Staff told us hot water at the service was not consistently available. At times they had to get hot water from nearby bathrooms as people did not have hot water in their rooms. The care manager sent us a report following our site visit to tell us what action they were taking to address this concern.

We observed some doors which should have been locked were open throughout both days of our site visits. For example, the laundry room door was unlocked, and a sluice room door was also unlocked. This meant there was a risk of people having access to chemicals being stored in these rooms. We observed doors to people’s rooms were being held open by various objects such as chairs, cabinets and door wedges. This meant in the event of a fire these doors would not automatically close to help manage the spread of fire and help to prevent smoke inhalation.

Systems were not effective to make sure staff understood risks of overriding safety measures. During our assessment we found management were in the building, but staff continued to use objects to hold doors open and keep doors unlocked that should be locked. Regular checks for utilities such as gas had been carried out. Prior to this inspection a fire officer had visited the premises and identified actions for safety with regards to the environment. The provider had carried out all the improvements needed to address the shortfalls.

Safe and effective staffing

Score: 2

People told us they thought there were enough staff during the day, however, 2 people told us they did have to sometimes wait for staff at busy times. People were not able to tell us how long they had to wait, and they did not share any impact with us for having to wait. We shared this feedback with the provider.

Staff told us they thought there were enough staff during the day, however, not all staff were assured about the numbers of staff on duty at night. We discussed this concern with the care manager during our site visit. Following on from this discussion the care manager informed us a review had been completed and night staff numbers would increase. Staff told us they had been provided with an induction when they started work and they felt this was enough to give them the skills and knowledge they needed.
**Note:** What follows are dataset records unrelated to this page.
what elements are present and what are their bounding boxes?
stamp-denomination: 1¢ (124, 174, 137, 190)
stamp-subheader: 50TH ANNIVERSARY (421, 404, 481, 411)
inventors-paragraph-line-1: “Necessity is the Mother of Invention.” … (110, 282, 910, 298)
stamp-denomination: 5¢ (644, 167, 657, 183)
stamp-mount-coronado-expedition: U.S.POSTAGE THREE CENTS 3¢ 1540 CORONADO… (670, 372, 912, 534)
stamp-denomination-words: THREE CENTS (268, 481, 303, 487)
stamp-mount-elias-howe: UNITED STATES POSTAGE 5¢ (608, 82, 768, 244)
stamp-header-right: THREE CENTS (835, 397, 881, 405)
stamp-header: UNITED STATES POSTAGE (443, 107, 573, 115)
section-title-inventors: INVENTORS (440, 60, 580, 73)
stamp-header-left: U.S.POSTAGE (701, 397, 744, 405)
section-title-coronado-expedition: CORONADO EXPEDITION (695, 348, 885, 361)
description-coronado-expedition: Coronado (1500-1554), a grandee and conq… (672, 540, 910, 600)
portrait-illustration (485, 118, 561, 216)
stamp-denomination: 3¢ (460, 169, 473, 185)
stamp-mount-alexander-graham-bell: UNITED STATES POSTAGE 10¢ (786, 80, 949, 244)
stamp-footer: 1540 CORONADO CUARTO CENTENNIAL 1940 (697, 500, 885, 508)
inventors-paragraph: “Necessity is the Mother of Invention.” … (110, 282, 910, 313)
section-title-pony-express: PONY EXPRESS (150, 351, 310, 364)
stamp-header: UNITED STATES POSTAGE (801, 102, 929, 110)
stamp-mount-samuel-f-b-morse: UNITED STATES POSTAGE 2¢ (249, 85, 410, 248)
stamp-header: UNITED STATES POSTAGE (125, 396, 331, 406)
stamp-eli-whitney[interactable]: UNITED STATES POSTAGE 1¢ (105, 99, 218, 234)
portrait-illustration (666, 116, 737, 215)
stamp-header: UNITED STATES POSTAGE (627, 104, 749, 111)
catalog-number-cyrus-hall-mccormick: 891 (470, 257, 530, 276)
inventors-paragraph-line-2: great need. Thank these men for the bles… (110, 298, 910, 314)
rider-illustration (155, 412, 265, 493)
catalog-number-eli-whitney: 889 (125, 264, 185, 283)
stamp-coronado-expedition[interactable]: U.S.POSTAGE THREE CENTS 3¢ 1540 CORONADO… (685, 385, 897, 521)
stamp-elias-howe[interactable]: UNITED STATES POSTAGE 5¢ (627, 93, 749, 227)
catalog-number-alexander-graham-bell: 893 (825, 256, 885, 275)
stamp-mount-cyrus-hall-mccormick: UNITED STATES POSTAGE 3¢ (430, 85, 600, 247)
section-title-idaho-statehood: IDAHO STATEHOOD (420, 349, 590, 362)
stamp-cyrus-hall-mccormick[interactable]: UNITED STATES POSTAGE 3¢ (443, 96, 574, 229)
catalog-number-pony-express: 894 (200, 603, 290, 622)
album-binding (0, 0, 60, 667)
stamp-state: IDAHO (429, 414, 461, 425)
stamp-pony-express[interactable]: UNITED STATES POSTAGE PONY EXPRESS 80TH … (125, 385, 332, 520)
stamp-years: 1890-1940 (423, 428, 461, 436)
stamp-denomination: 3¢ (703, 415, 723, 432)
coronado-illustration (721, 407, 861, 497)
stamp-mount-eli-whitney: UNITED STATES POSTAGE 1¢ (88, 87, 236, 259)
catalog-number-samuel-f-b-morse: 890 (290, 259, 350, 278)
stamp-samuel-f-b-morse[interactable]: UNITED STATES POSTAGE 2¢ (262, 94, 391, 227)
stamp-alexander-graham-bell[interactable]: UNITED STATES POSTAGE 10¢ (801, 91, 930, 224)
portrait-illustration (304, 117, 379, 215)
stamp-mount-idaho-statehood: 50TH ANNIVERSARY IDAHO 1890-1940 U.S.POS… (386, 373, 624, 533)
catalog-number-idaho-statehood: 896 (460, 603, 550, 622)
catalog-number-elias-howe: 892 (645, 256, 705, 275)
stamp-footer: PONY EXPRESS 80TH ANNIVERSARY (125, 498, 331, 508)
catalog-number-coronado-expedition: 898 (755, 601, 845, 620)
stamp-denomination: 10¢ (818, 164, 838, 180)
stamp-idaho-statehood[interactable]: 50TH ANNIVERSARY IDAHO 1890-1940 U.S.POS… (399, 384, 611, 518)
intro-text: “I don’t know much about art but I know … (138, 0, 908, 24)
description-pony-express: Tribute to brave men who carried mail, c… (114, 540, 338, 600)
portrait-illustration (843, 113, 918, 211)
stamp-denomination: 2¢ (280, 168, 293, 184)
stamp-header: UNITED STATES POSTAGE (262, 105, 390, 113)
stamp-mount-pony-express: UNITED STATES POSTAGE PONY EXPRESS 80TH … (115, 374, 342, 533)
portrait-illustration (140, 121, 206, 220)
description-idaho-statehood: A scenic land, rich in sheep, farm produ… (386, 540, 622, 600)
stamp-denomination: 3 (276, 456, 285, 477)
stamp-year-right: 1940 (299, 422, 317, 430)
We observed there were 2 members of staff working at night. There were a number of people living at the service who required 2 members of staff to help them with personal care and mobility. This meant whilst staff were in a person’s room supporting them with the door closed, there were no staff available to monitor or respond to other people.

The provider used a dependency tool to calculate staffing numbers. Whilst staffing numbers appeared to be sufficient for days, there were not enough staff available during the night. The provider had not considered the risks to people's safety when the 2 night staff were busy supporting people with personal care with doors closed. In response to our feedback, the provider told us they had reviewed their staffing provision, and they would increase staffing numbers at night. The provider had carried out checks on staff prior to offering employment. However, we found the provider had not always checked for a full employment history for all staff. The registered manager told us they would review this without delay. New staff were given an induction when they started work and regular training updates. Staff had supervision and an annual appraisal to identify any training and development needs.

Infection prevention and control

Score: 3

We did not look at Infection prevention and control during this assessment. The score for this quality statement is based on the previous rating for Safe.

Medicines optimisation

Score: 3

We did not look at Medicines optimisation during this assessment. The score for this quality statement is based on the previous rating for Safe.